Controlled evaluation of the effect of atmosphere of incubation on detection of bacteremia and fungemia in supplemented peptone broth

Abstract

To evaluate the role of atmosphere of incubation in the detection of clinically important bacteremia and fungemia in adults, the yield of microorganisms from 10,541 paired 5 ml samples of blood incubated aerobically and anaerobically was compared. The medium, supplemented peptone broth (SPB) with 0.03% sodium polyanetholesulfonate, and the ratio of blood to broth (1:10) were the same for all cultures. Only cultures with adequate blood samples (.gtoreq. 80% of stated volume) were compared statistically.
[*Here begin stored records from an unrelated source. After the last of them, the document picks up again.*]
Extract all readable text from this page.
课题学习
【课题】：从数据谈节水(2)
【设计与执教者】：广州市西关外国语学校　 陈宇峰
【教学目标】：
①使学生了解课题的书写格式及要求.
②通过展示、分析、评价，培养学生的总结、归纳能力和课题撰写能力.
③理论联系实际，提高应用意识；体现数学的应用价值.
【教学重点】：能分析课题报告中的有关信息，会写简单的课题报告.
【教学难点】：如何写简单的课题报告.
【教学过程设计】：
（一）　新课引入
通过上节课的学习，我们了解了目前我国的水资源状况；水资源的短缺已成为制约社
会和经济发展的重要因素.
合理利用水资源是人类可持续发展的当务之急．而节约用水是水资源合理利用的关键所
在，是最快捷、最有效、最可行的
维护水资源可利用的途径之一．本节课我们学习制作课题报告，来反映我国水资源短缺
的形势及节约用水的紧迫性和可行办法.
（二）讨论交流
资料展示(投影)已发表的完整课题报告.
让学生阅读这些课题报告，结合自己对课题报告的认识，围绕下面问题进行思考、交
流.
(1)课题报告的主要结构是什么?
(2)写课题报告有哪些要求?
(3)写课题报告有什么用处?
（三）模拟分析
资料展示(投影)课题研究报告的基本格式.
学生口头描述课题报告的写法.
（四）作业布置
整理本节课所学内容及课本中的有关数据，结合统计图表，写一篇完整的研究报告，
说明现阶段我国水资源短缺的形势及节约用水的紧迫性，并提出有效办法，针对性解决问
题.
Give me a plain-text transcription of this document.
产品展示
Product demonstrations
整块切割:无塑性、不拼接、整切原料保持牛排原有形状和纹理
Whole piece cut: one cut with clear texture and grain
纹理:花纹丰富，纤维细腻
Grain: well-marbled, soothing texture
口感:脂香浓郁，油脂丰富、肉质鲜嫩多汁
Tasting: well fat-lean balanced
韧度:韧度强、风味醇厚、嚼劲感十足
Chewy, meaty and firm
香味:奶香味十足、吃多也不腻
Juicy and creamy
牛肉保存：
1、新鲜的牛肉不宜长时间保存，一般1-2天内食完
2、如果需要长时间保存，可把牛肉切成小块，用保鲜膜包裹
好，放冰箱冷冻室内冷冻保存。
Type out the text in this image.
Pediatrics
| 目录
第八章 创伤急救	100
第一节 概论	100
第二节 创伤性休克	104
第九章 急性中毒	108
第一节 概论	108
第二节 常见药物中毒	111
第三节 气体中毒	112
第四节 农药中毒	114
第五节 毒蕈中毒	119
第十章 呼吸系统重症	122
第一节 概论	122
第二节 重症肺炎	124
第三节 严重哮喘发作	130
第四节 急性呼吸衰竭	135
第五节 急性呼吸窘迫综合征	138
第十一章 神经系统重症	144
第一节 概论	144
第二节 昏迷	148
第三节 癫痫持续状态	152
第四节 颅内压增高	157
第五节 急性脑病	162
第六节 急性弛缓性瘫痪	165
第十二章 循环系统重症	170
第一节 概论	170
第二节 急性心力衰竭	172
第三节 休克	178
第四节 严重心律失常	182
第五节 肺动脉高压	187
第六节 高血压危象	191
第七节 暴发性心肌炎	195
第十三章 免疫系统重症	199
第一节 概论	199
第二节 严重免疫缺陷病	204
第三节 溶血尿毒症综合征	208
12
More fungi (P < 10-7) grew in continuously vented bottles of SPB. Aerobic incubation also favored (P < 0.01) isolation of Neisseria gonorrhoeae and Eubacterium; > 80% of these bacterial organisms were detected only in vented bottles. Anaerobic incubation (plugged venting units) did not significantly favor the isolation of any genus of microorganisms, although an estimated 11% more Bacteroidaceae grew in the unvented bottle of SPB. Evidently, the need for both aerobic and anaerobic incubation of blood cultures is dependent upon the medium used and the microorganisms likely to be encountered. Vented incubation of blood cultured in SPB is crucial for detection of fungi and some bacteria. Routine use of an unvented bottle of SPB may not be worthwhile for patients in whom Bacteroidaceae cause bacteremia infrequently. When Bacteroidaceae are suspected as the cause of sepsis, use of an unvented bottle of SPB is prudent.